The following questions are based on the information given below:
Out of a group of 60 students, 25 play Cricket, 30 play Football, 24 play Volleyball, 10 play Cricket and Football, 9 play Cricket and Volleyball, 12 play Volleyball and Football and 5 play all the three.

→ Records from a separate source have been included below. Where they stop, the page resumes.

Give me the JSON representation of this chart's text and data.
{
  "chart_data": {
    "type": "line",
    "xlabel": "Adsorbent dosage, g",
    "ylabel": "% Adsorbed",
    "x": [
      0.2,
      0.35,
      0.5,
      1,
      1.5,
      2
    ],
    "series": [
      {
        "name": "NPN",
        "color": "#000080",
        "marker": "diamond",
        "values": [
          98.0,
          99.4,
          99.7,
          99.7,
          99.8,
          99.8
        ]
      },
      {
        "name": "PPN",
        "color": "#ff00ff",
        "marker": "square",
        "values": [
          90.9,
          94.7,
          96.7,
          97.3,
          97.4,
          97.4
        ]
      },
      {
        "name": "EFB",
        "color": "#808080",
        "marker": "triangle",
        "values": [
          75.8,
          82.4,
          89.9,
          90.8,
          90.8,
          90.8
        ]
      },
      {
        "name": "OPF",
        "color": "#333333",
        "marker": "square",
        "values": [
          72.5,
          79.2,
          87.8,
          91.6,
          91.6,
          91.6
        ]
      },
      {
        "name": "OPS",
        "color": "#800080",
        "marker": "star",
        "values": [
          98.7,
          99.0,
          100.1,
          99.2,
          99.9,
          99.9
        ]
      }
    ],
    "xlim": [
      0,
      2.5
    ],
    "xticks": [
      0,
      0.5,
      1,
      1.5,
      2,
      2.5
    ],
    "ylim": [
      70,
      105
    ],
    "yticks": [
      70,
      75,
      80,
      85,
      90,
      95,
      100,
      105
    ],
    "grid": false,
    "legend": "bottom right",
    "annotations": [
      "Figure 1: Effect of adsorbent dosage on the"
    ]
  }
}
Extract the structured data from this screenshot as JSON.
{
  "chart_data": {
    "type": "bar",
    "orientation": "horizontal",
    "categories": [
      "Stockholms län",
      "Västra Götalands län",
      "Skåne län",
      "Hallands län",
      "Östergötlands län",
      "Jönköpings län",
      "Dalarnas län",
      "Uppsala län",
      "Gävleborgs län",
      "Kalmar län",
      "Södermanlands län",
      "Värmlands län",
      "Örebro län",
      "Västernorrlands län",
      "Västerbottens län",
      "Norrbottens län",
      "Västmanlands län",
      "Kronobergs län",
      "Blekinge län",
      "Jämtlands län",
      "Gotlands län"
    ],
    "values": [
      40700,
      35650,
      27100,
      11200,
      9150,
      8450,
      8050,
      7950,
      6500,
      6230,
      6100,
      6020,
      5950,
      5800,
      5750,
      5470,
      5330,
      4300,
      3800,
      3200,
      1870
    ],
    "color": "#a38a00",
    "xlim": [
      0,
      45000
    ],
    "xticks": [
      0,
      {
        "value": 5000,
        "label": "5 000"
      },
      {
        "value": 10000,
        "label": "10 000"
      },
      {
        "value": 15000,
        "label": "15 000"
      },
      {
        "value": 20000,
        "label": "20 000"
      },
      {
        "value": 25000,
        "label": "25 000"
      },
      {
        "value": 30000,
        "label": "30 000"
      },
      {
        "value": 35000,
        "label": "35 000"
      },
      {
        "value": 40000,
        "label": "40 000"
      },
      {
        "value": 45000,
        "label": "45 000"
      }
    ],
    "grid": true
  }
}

How many students do not play any one of the games?
A. 5
B. 2
C. 7
D. 1

To find out how many students do not play any of the games, we can use the principle of inclusion-exclusion. Let's denote: - \( n(C) \): Number of students who play Cricket = 25 - \( n(F) \): Number of students who play Football = 30 - \( n(V) \): Number of students who play Volleyball = 24 - \( n(C \cap F) \): Number of students who play both Cricket and Football = 10 - \( n(C \cap V) \): Number of students who play both Cricket and Volleyball = 9 - \( n(F \cap V) \): Number of students who play both Football and Volleyball = 12 - \( n(C \cap F \cap V) \): Number of students who play all three games = 5 Now, we can use the formula for the union of three sets: \[ n(C \cup F \cup V) = n(C) + n(F) + n(V) - n(C \cap F) - n(C \cap V) - n(F \cap V) + n(C \cap F \cap V) \] Substituting the values we have: \[ n(C \cup F \cup V) = 25 + 30 + 24 - 10 - 9 - 12 + 5 \] Calculating step-by-step: 1. Add the number of students playing each game: \[ 25 + 30 + 24 = 79 \] 2. Subtract the number of students playing two games: \[ 79 - 10 - 9 - 12 = 48 \] 3. Add back the number of students playing all three games: \[ 48 + 5 = 53 \] So, \( n(C \cup F \cup V) = 53 \). Now, to find the number of students who do not play any of the games, we subtract the number of students who play at least one game from the total number of students: \[ \text{Number of students not playing any game} = \text{Total students} - n(C \cup F \cup V) \] \[ = 60 - 53 = 7 \] Thus, the number of students who do not play any of the games is **7**.